– Молния! – кричим мы и бросаемся вдвоем в нашу таланку. Шаровая молния, как дура, залетает в нашу таланку, и здесь я бью ее своей чайдаркой, а Великий Олень разгрызает ее своими великолепными зубами. Потом мы закусывали вкусными осколками и болтали о разных глупостях.
– Ха-ха-ха! – вдруг послышалось со всех сторон, и отовсюду появились болотные рожи злых обезьян. Их было очень много. – Ха-ха-ха! Они играют в шаровую молнию! Ха-ха-ха, как будто маленькие!
Великий Олень поднялся во весь свой богатырский рост, и злые обезьяны сразу попятились.
– Какое вам дело, во что мы играем? Разве мы вам мешаем? – спросил Великий Олень, друг детей.
– Да, мешаете, – зажужжала главная обезьяна-жаба. – Если все будут играть в шаровую молнию, что тогда получится?
– Эй, медведи, рыси и леопарды! – сыграл на трубе Великий Олень. – Эй, бушмены, скандинавы и готтентоты! Вам мешает игра шаровая молния?
– Нисколечко не мешает, а даже напротив! Мы все сами играем в шаровую молнию, – сказали рыжие медведи, голубые рыси, красные леопарды, желтые бушмены, зеленые скандинавы и золотистые готтентоты.

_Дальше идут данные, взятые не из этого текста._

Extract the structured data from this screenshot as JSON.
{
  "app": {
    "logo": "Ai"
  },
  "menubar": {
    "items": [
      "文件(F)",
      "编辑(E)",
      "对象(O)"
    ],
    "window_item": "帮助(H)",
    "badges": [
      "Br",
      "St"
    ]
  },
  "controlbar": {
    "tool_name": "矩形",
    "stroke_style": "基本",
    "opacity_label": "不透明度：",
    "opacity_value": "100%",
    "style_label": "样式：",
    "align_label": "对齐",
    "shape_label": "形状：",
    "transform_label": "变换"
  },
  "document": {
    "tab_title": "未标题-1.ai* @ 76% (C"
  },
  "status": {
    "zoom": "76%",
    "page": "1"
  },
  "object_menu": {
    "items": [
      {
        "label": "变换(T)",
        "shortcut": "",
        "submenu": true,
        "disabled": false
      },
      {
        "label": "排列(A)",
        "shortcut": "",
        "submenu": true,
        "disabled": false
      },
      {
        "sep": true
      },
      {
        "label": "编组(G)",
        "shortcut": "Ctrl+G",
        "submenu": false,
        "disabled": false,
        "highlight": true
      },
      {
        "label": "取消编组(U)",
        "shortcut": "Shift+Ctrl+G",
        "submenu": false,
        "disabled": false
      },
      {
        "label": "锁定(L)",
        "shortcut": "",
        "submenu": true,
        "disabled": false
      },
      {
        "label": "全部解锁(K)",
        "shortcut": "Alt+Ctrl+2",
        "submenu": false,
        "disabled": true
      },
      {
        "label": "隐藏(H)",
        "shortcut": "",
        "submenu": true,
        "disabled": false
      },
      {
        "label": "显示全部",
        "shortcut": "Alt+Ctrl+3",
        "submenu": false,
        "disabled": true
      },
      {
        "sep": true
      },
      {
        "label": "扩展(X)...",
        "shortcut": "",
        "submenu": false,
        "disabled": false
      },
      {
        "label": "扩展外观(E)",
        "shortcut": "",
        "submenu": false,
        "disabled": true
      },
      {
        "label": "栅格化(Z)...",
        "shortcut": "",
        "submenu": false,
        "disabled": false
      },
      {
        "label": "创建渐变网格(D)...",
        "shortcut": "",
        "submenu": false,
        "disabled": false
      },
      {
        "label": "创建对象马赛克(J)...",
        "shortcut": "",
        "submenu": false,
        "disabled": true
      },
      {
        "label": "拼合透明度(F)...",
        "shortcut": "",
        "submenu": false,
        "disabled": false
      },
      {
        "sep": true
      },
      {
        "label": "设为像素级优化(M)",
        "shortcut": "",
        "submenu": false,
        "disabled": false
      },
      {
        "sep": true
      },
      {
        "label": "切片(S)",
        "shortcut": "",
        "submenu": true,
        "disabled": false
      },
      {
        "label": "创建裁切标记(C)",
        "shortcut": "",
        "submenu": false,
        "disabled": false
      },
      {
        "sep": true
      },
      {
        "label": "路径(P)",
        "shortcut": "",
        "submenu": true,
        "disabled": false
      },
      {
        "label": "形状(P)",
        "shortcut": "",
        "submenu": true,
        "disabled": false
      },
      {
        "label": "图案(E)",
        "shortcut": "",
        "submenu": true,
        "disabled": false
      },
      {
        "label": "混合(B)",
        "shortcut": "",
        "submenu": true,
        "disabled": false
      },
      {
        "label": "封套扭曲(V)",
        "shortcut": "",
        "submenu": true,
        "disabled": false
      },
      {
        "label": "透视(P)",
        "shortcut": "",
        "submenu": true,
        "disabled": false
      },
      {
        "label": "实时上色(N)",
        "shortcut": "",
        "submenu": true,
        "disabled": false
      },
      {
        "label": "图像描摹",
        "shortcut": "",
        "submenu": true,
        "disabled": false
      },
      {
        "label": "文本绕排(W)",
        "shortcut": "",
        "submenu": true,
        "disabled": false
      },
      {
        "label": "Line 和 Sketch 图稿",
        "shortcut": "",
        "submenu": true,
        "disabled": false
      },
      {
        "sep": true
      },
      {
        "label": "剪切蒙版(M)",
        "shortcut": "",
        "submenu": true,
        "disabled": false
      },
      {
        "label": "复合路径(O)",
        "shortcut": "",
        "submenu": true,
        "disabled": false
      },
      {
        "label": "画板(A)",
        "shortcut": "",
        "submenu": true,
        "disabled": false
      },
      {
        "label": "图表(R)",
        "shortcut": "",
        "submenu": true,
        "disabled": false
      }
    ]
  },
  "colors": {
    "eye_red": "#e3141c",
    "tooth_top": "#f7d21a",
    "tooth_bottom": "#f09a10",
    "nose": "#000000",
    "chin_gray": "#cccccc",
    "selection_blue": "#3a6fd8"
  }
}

Великий Олень хлопнул в ладоши, и злые обезьяны с шипением заползли в свою вонючку.
– Погоди, Олень, еще попляшешь на угольках, – зловеще констатировала главная обезьяна-жаба.
– Ха-ха-ха! – добрым смехом раскатился по всему лесу Великий Олень. – Пойду-ка я на море, напьюсь! Вот единственная моя слабость, Ванюша, люблю соленую воду.
– Подожди, Великий Олень! – остановил я его. – Я слышал, что в море живет огромное морское чудовище, похожее на шотландского плезиозавра, которого своими глазами видел мой папа. Последний утверждает, что плезиозавр переворачивает лодки.
– Наше чудовище ничего не переворачивает, – рассмеялся Великий Олень. – Оно очень ленивое. Никто никогда его не видел, и никто не знает, хорошее оно или плохое.
– А вдруг злые обезьяны вступили с ним в заговор? – прошептал я. – Подожди, Великий Олень, я пойду на разведку!
В своих бесшумных мокасинах я выбрался к морю и бросился в воду. Я долго нырял, старался узнать, доброе чудовище или злое, но никак не мог донырнуть до его зубчатой спины, которая еле виднелась в темноте. Вдруг я увидел отвратительные тени с хвостиками, которые быстро уплывали, гадко хохоча. Все ясно – злые обезьяны вступили в союз с морским чудовищем. Все ясно – нам с Великим Оленем предстоит жестокая борьба за глоток соленой воды! Сейчас скажу об этом деду и Толе. Последний будет конечно заговаривать губы, но ничего не выйдет! Мы не маленькие!
Я мчался изо всех сил и домчался до лужайки, но Великого Оленя там не было, а лишь остались его глубокие следы, из которых била ключевая вода. Я побежал, перепрыгивая через следы, и вдруг увидел на бугорке потухший кострище и в нем обугленные кости моего любимого величиной с сосновые ветви. А вокруг все чамкало, булькало, причмакивало, гычало, рычало и рыгало.
– Ах, гады! Гады! Гады проклятые!
Я побежал к своему папке и рассказал все. Последний сказал:
– Этого не может быть. Великий Олень такой мощный, такие рога, такие копыта…
«Какие рога? Какие копыта? Никаких рогов и копыт у моего Оленя не было. Ведь это же был Великий Олень», – хотел сказать я своему папе, но не сказал, а просто повел его за руку, чтобы показать обугленные кости благородного животного.
Я, конечно, хорошо отношусь к своему папе, и единственное, что мне не нравится, – это когда он пытается заговорить мне губы, или втереть крючки, или выдать дурацкую серую корову за моего Великого погибшего Оленя. Я вырвался и убежал от отца и по дороге возле сосны немного поплакал.